Dust-containing exhaust gas scenarios (clogging prevention is paramount)
Application Scenarios | Recommended Pore Density | Recommended Wall Thickness | Selection Logic |
Industrial Dust Filter | 100-200 cpsi | 0.4-1.0mm | Large pore size for dust holding capacity, extending cleaning cycle |
High-Temperature Flue Gas Filter | 150-250 cpsi | 0.4-0.6mm | Balances filtration efficiency and backflushing regeneration |
For dusty flue gas, anti-clogging is the priority. Choose low pore density (100-250 cpsi) and large pore size for sufficient dust-holding space, with thicker walls for strength. This extends the cleaning cycle.
For sticky and oily exhaust gas scenarios (anti-scaling priority).
Application Scenarios | Recommended Pore Density | Recommended Wall Thickness | Selection Logic |
Waterproofing Membrane Asphalt Fume RTO | 100-200 cpsi | 0.4-0.6mm | Large pore size prevents clogging and extends cleaning cycle |
Tar-Containing Gas Purification | 100-150 cpsi | 0.5-0.8mm | Anti-condensation and deposition, ensures long-term operation |
Paint Spraying Exhaust Gas Treatment | 150-200 cpsi | 0.4-0.6mm | Paint mist is prone to scaling, requires large channels |
For viscous exhaust gases with tar, asphalt, or paint mist, anti-scaling is key. Use low pore density (100-200 cpsi) for large flow channels and longer cleaning intervals.

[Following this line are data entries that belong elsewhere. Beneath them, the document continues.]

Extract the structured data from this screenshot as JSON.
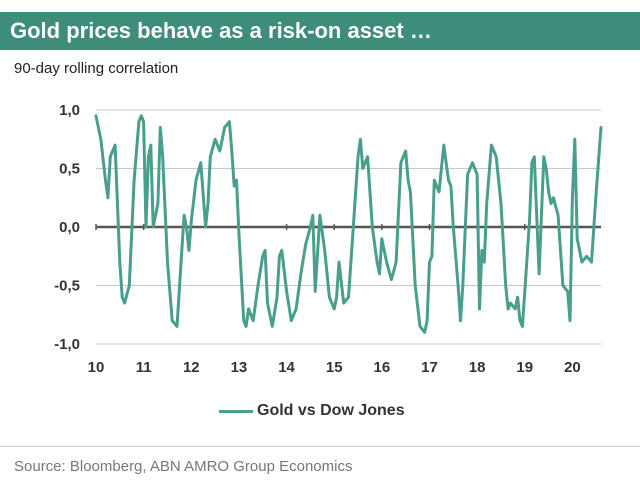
{
  "header": {
    "title": "Gold prices behave as a risk-on asset …",
    "subtitle": "90-day rolling correlation"
  },
  "footer": {
    "source": "Source: Bloomberg, ABN AMRO Group Economics"
  },
  "colors": {
    "title_bg": "#3e8c7a",
    "line": "#4a9e8c",
    "zero_line": "#555555",
    "grid": "#c8c8c8"
  },
  "chart_data": {
    "type": "line",
    "title": "Gold prices behave as a risk-on asset …",
    "subtitle": "90-day rolling correlation",
    "xlabel": "",
    "ylabel": "",
    "xlim": [
      10,
      20.6
    ],
    "ylim": [
      -1.0,
      1.0
    ],
    "x_ticks": [
      10,
      11,
      12,
      13,
      14,
      15,
      16,
      17,
      18,
      19,
      20
    ],
    "x_tick_labels": [
      "10",
      "11",
      "12",
      "13",
      "14",
      "15",
      "16",
      "17",
      "18",
      "19",
      "20"
    ],
    "y_ticks": [
      1.0,
      0.5,
      0.0,
      -0.5,
      -1.0
    ],
    "y_tick_labels": [
      "1,0",
      "0,5",
      "0,0",
      "-0,5",
      "-1,0"
    ],
    "grid": true,
    "legend_position": "bottom-center",
    "series": [
      {
        "name": "Gold vs Dow Jones",
        "x": [
          10.0,
          10.1,
          10.2,
          10.25,
          10.3,
          10.4,
          10.5,
          10.55,
          10.6,
          10.7,
          10.8,
          10.9,
          10.95,
          11.0,
          11.05,
          11.1,
          11.15,
          11.2,
          11.3,
          11.35,
          11.4,
          11.5,
          11.6,
          11.7,
          11.8,
          11.85,
          11.9,
          11.95,
          12.0,
          12.1,
          12.2,
          12.3,
          12.35,
          12.4,
          12.5,
          12.6,
          12.7,
          12.8,
          12.85,
          12.9,
          12.95,
          13.0,
          13.1,
          13.15,
          13.2,
          13.3,
          13.4,
          13.5,
          13.55,
          13.6,
          13.7,
          13.8,
          13.85,
          13.9,
          14.0,
          14.1,
          14.2,
          14.3,
          14.4,
          14.5,
          14.55,
          14.6,
          14.7,
          14.8,
          14.9,
          15.0,
          15.05,
          15.1,
          15.2,
          15.3,
          15.4,
          15.5,
          15.55,
          15.6,
          15.7,
          15.8,
          15.9,
          15.95,
          16.0,
          16.1,
          16.2,
          16.3,
          16.4,
          16.5,
          16.55,
          16.6,
          16.7,
          16.8,
          16.9,
          16.95,
          17.0,
          17.05,
          17.1,
          17.2,
          17.3,
          17.4,
          17.45,
          17.5,
          17.6,
          17.65,
          17.7,
          17.8,
          17.9,
          18.0,
          18.05,
          18.1,
          18.15,
          18.2,
          18.3,
          18.4,
          18.5,
          18.6,
          18.65,
          18.7,
          18.8,
          18.85,
          18.9,
          18.95,
          19.0,
          19.1,
          19.15,
          19.2,
          19.3,
          19.4,
          19.45,
          19.5,
          19.55,
          19.6,
          19.7,
          19.8,
          19.9,
          19.95,
          20.0,
          20.05,
          20.1,
          20.2,
          20.3,
          20.4,
          20.5,
          20.6
        ],
        "y": [
          0.95,
          0.75,
          0.4,
          0.25,
          0.6,
          0.7,
          -0.3,
          -0.6,
          -0.65,
          -0.5,
          0.4,
          0.9,
          0.95,
          0.9,
          0.0,
          0.6,
          0.7,
          0.0,
          0.2,
          0.85,
          0.6,
          -0.3,
          -0.8,
          -0.85,
          -0.2,
          0.1,
          0.0,
          -0.2,
          0.05,
          0.4,
          0.55,
          0.0,
          0.2,
          0.6,
          0.75,
          0.65,
          0.85,
          0.9,
          0.65,
          0.35,
          0.4,
          -0.05,
          -0.8,
          -0.85,
          -0.7,
          -0.8,
          -0.5,
          -0.25,
          -0.2,
          -0.65,
          -0.85,
          -0.6,
          -0.25,
          -0.2,
          -0.55,
          -0.8,
          -0.7,
          -0.4,
          -0.15,
          0.0,
          0.1,
          -0.55,
          0.1,
          -0.2,
          -0.6,
          -0.7,
          -0.6,
          -0.3,
          -0.65,
          -0.6,
          0.0,
          0.6,
          0.75,
          0.5,
          0.6,
          0.0,
          -0.3,
          -0.4,
          -0.1,
          -0.3,
          -0.45,
          -0.3,
          0.55,
          0.65,
          0.4,
          0.3,
          -0.5,
          -0.85,
          -0.9,
          -0.8,
          -0.3,
          -0.25,
          0.4,
          0.3,
          0.7,
          0.4,
          0.35,
          0.0,
          -0.5,
          -0.8,
          -0.5,
          0.45,
          0.55,
          0.45,
          -0.7,
          -0.2,
          -0.3,
          0.2,
          0.7,
          0.6,
          0.2,
          -0.5,
          -0.7,
          -0.65,
          -0.7,
          -0.6,
          -0.8,
          -0.85,
          -0.55,
          0.05,
          0.55,
          0.6,
          -0.4,
          0.6,
          0.5,
          0.3,
          0.2,
          0.25,
          0.1,
          -0.5,
          -0.55,
          -0.8,
          0.25,
          0.75,
          -0.1,
          -0.3,
          -0.25,
          -0.3,
          0.3,
          0.85
        ]
      }
    ]
  }
}
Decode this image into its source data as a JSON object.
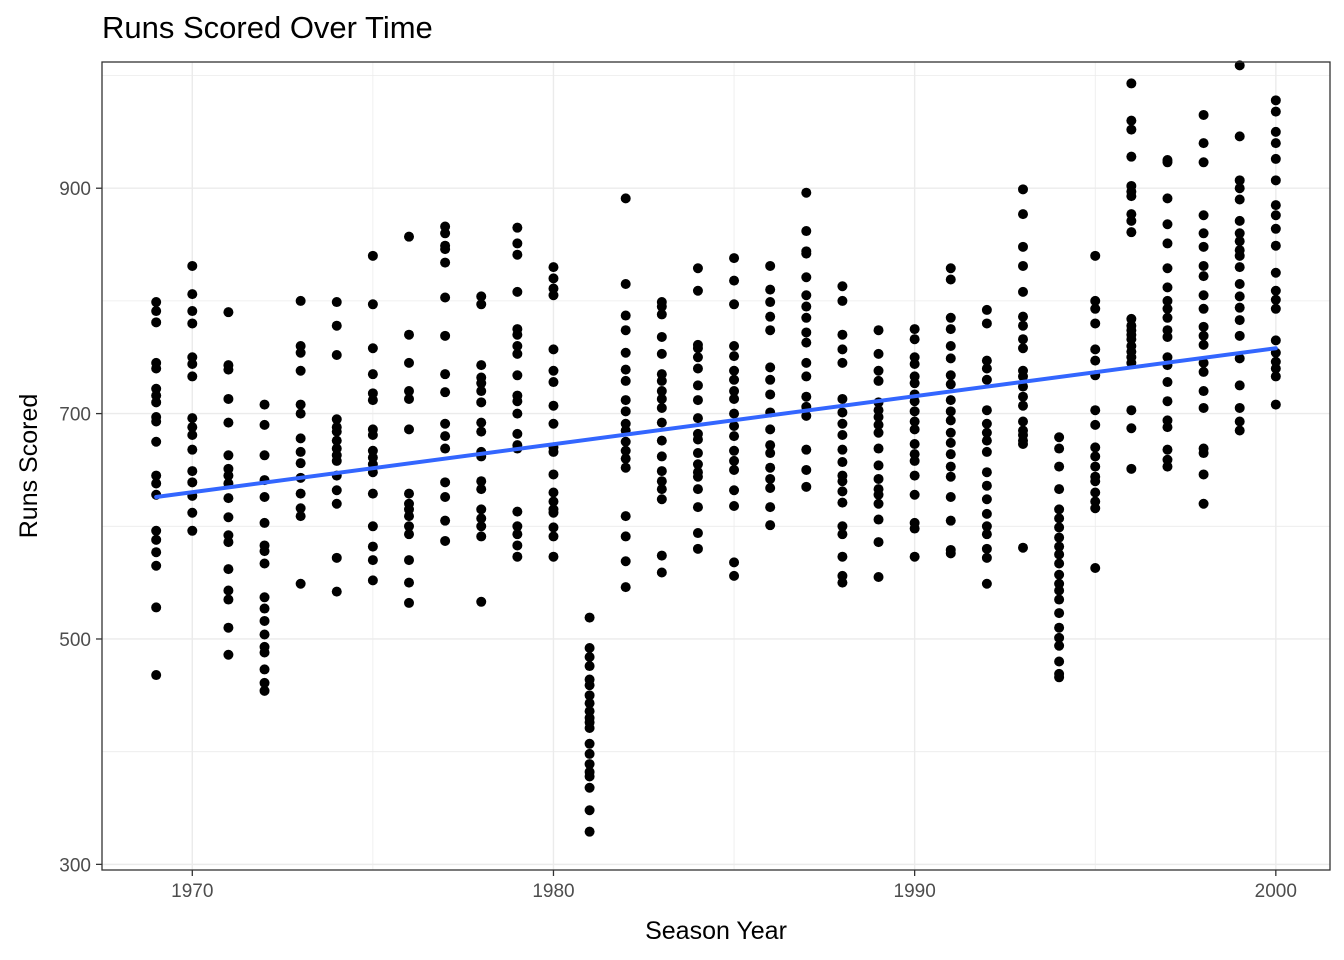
{
  "chart_data": {
    "type": "scatter",
    "title": "Runs Scored Over Time",
    "xlabel": "Season Year",
    "ylabel": "Runs Scored",
    "xlim": [
      1967.5,
      2001.5
    ],
    "ylim": [
      295,
      1012
    ],
    "x_ticks": [
      1970,
      1980,
      1990,
      2000
    ],
    "y_ticks": [
      300,
      500,
      700,
      900
    ],
    "grid": true,
    "legend": "none",
    "colors": {
      "points": "#000000",
      "trend": "#3366ff",
      "grid": "#ebebeb",
      "panel_border": "#333333"
    },
    "trend": {
      "method": "lm",
      "x": [
        1969,
        2000
      ],
      "y": [
        626,
        758
      ]
    },
    "series": [
      {
        "x": 1969,
        "y": [
          799,
          791,
          781,
          745,
          740,
          722,
          716,
          710,
          697,
          693,
          675,
          645,
          638,
          628,
          596,
          588,
          577,
          565,
          528,
          468
        ]
      },
      {
        "x": 1970,
        "y": [
          831,
          806,
          791,
          780,
          750,
          744,
          733,
          696,
          688,
          681,
          668,
          649,
          639,
          627,
          612,
          596
        ]
      },
      {
        "x": 1971,
        "y": [
          790,
          743,
          739,
          713,
          692,
          663,
          651,
          645,
          638,
          625,
          608,
          592,
          586,
          562,
          543,
          535,
          510,
          486
        ]
      },
      {
        "x": 1972,
        "y": [
          708,
          690,
          663,
          641,
          626,
          603,
          583,
          578,
          567,
          537,
          527,
          516,
          504,
          493,
          488,
          473,
          461,
          454
        ]
      },
      {
        "x": 1973,
        "y": [
          800,
          760,
          754,
          738,
          708,
          700,
          678,
          666,
          656,
          643,
          629,
          616,
          609,
          549
        ]
      },
      {
        "x": 1974,
        "y": [
          799,
          778,
          752,
          695,
          688,
          684,
          676,
          669,
          663,
          658,
          645,
          632,
          620,
          572,
          542
        ]
      },
      {
        "x": 1975,
        "y": [
          840,
          797,
          758,
          735,
          718,
          712,
          686,
          681,
          667,
          661,
          655,
          648,
          629,
          600,
          582,
          570,
          552
        ]
      },
      {
        "x": 1976,
        "y": [
          857,
          770,
          745,
          720,
          713,
          686,
          629,
          620,
          615,
          609,
          600,
          593,
          570,
          550,
          532
        ]
      },
      {
        "x": 1977,
        "y": [
          866,
          860,
          849,
          846,
          834,
          803,
          769,
          735,
          719,
          691,
          680,
          669,
          639,
          626,
          605,
          587
        ]
      },
      {
        "x": 1978,
        "y": [
          804,
          797,
          743,
          732,
          727,
          720,
          710,
          692,
          684,
          666,
          662,
          640,
          633,
          615,
          607,
          600,
          591,
          533
        ]
      },
      {
        "x": 1979,
        "y": [
          865,
          851,
          841,
          808,
          775,
          770,
          760,
          753,
          734,
          716,
          711,
          700,
          682,
          672,
          669,
          613,
          600,
          593,
          583,
          573
        ]
      },
      {
        "x": 1980,
        "y": [
          830,
          820,
          811,
          805,
          757,
          738,
          728,
          707,
          691,
          670,
          666,
          646,
          630,
          622,
          615,
          612,
          599,
          591,
          573
        ]
      },
      {
        "x": 1981,
        "y": [
          519,
          492,
          484,
          476,
          464,
          459,
          450,
          443,
          436,
          430,
          426,
          421,
          407,
          398,
          389,
          382,
          378,
          368,
          348,
          329
        ]
      },
      {
        "x": 1982,
        "y": [
          891,
          815,
          787,
          774,
          754,
          739,
          729,
          712,
          702,
          691,
          685,
          675,
          667,
          660,
          652,
          609,
          591,
          569,
          546
        ]
      },
      {
        "x": 1983,
        "y": [
          799,
          795,
          788,
          768,
          753,
          735,
          729,
          720,
          713,
          705,
          692,
          676,
          662,
          649,
          640,
          633,
          624,
          574,
          559
        ]
      },
      {
        "x": 1984,
        "y": [
          829,
          809,
          761,
          758,
          750,
          740,
          725,
          712,
          696,
          682,
          677,
          665,
          655,
          648,
          644,
          633,
          617,
          594,
          580
        ]
      },
      {
        "x": 1985,
        "y": [
          838,
          818,
          797,
          760,
          751,
          738,
          730,
          720,
          713,
          700,
          689,
          680,
          667,
          658,
          650,
          632,
          618,
          568,
          556
        ]
      },
      {
        "x": 1986,
        "y": [
          831,
          810,
          799,
          786,
          774,
          741,
          730,
          717,
          701,
          686,
          672,
          665,
          652,
          642,
          634,
          617,
          601
        ]
      },
      {
        "x": 1987,
        "y": [
          896,
          862,
          844,
          842,
          821,
          805,
          795,
          785,
          772,
          763,
          745,
          733,
          715,
          706,
          698,
          668,
          650,
          635
        ]
      },
      {
        "x": 1988,
        "y": [
          813,
          800,
          770,
          757,
          745,
          713,
          701,
          691,
          681,
          668,
          657,
          645,
          640,
          631,
          621,
          600,
          593,
          573,
          556,
          550
        ]
      },
      {
        "x": 1989,
        "y": [
          774,
          753,
          738,
          729,
          710,
          703,
          697,
          690,
          683,
          669,
          654,
          642,
          633,
          628,
          620,
          606,
          586,
          555
        ]
      },
      {
        "x": 1990,
        "y": [
          775,
          766,
          750,
          744,
          733,
          727,
          717,
          711,
          702,
          693,
          686,
          673,
          664,
          658,
          645,
          628,
          603,
          598,
          573
        ]
      },
      {
        "x": 1991,
        "y": [
          829,
          819,
          785,
          775,
          760,
          749,
          734,
          726,
          712,
          702,
          694,
          683,
          674,
          664,
          653,
          644,
          626,
          605,
          579,
          576
        ]
      },
      {
        "x": 1992,
        "y": [
          792,
          780,
          747,
          740,
          730,
          703,
          691,
          683,
          676,
          666,
          648,
          636,
          624,
          611,
          600,
          593,
          580,
          572,
          549
        ]
      },
      {
        "x": 1993,
        "y": [
          899,
          877,
          848,
          831,
          808,
          786,
          778,
          766,
          758,
          738,
          733,
          724,
          715,
          707,
          693,
          685,
          681,
          676,
          673,
          581
        ]
      },
      {
        "x": 1994,
        "y": [
          679,
          669,
          653,
          633,
          615,
          607,
          599,
          590,
          582,
          575,
          567,
          557,
          549,
          543,
          535,
          523,
          510,
          501,
          494,
          480,
          469,
          466
        ]
      },
      {
        "x": 1995,
        "y": [
          840,
          800,
          793,
          780,
          757,
          747,
          734,
          703,
          690,
          670,
          662,
          653,
          644,
          640,
          630,
          622,
          616,
          563
        ]
      },
      {
        "x": 1996,
        "y": [
          993,
          960,
          952,
          928,
          902,
          897,
          893,
          877,
          871,
          861,
          784,
          778,
          774,
          770,
          766,
          760,
          755,
          750,
          745,
          703,
          687,
          651
        ]
      },
      {
        "x": 1997,
        "y": [
          925,
          923,
          891,
          868,
          851,
          829,
          812,
          800,
          793,
          785,
          774,
          768,
          750,
          743,
          728,
          711,
          694,
          688,
          668,
          659,
          653
        ]
      },
      {
        "x": 1998,
        "y": [
          965,
          940,
          923,
          876,
          860,
          848,
          831,
          822,
          805,
          793,
          777,
          769,
          761,
          745,
          737,
          720,
          705,
          669,
          665,
          646,
          620
        ]
      },
      {
        "x": 1999,
        "y": [
          1009,
          946,
          907,
          900,
          890,
          871,
          860,
          853,
          845,
          840,
          830,
          815,
          804,
          794,
          783,
          769,
          749,
          725,
          705,
          693,
          685
        ]
      },
      {
        "x": 2000,
        "y": [
          978,
          968,
          950,
          940,
          926,
          907,
          885,
          876,
          864,
          849,
          825,
          809,
          801,
          793,
          765,
          754,
          746,
          740,
          733,
          708
        ]
      }
    ]
  }
}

For high airflow/low pressure drop scenarios (resistance is the priority).
Application Scenarios | Recommended Pore Density | Recommended Wall Thickness | Selection Logic |
Large RTO Heat Storage | 200-300 cpsi | 0.3-0.5mm | Balancing Heat Storage and Pressure Drop |
High-Volume Flue Gas Purification | 200-300 cpsi | 0.3-0.4mm | Reducing Fan Power Consumption |
Ventilation System Filtration | 100-200 cpsi | 0.3-0.5mm | Extremely Low Pressure Drop Requirements |
For large air volume systems with high fan energy consumption, pressure drop is key. Choose low pore density (100-300 cpsi) with thin walls to minimize resistance. Balance heat recovery efficiency against power costs.
High heat storage scenarios (heat capacity priority)
Application Scenarios | Recommended Pore Density | Recommended Wall Thickness | Selection Logic |
RTO Regenerator (General Purpose) | 300-400 cpsi | 0.3-0.5mm | Increases heat storage capacity per unit volume |
Regenerative Heating Furnace | 250-350 cpsi | 0.4-0.6mm | Frequent reversing, requires large heat storage capacity |
For high heat storage with clean exhaust gas, prioritize heat capacity with 300-400 cpsi to maximize storage area. Alternatively, choose 200-300 cpsi within pressure limits—lower density reduces pressure drop, higher density boosts heat storage.
Summary
The core logic: clarify constraints first, then match pore specs. High pore density for clean gas (efficiency), low density for dusty gas (anti-clogging), large pores for viscous gas (anti-scaling), thin walls for high volume (low pressure drop), and high density for heat storage (heat capacity). Different specs can be combined across tower sections. Understanding the logic matters more than memorizing numbers—right sizing ensures stable, efficient operation.